束の間の再会だったが、お互いに生きていたこと、ずっと想い合っていたことを確認し合う。
暗い世相の中、ロッテはユダヤ人の婚約者との愛を育み、アンナはナチスの親衛隊の将校と結婚し、それぞれ幸せに浸っていた。
しかしロッテの婚約者はナチスにより収容所へ連れ去られ、アンナの夫はロシアへと派兵される。
戦争で家族の絆を引き裂かれた傷心のロッテは、愛する人を殺したナチスの親衛隊の妻だったアンナを許すことができなかった。
時を経て、年老いた二人は保養所で再会するが・・。(公式サイトより抜粋)

第二次大戦下のヨーロッパで 皮肉な運命に翻弄された美しい双子の姉妹の人生を描いた大河ドラマ。
とても丁寧に描かれた歴史的背景や人物描写は 作品全体に奥行きの深さを感じさせて 私はかなり魅入られてしまいました。

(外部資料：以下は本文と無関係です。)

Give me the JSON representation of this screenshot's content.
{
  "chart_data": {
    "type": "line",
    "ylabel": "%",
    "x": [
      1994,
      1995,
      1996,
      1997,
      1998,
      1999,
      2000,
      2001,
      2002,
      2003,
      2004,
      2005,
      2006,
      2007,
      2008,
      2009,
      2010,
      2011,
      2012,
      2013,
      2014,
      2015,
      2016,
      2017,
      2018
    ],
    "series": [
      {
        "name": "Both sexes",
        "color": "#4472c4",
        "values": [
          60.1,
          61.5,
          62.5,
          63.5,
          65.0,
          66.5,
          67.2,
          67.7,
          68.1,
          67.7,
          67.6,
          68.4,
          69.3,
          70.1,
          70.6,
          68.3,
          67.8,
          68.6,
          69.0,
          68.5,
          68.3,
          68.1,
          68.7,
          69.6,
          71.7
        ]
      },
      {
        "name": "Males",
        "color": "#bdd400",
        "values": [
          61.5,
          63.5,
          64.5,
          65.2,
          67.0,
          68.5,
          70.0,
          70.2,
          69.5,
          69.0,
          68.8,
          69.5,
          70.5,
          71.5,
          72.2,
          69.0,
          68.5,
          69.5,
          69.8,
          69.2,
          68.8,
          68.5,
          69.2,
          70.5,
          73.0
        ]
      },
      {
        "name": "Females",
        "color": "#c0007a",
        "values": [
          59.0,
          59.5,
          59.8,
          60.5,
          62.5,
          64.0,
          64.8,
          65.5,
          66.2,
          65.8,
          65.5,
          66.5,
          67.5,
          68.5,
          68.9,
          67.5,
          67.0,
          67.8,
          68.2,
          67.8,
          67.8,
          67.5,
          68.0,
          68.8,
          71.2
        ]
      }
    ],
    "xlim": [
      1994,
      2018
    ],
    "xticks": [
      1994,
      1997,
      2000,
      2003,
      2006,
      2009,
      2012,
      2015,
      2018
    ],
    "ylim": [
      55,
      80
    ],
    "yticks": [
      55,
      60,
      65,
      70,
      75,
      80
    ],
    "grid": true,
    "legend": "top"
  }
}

自分で切り開く事の出来ない人生を強いられる人々を描いたドラマは 主人公たちが限られた世界をどう受け止め 反撥し 如何に決断していくか・・がとても興味深いのだけれど この幼い双子姉妹の引き裂かれ方は そこをスタートとして 幾重にも皮肉で決定的な訣別が待ち受けていて 抗いようの無い哀しみに包まれています。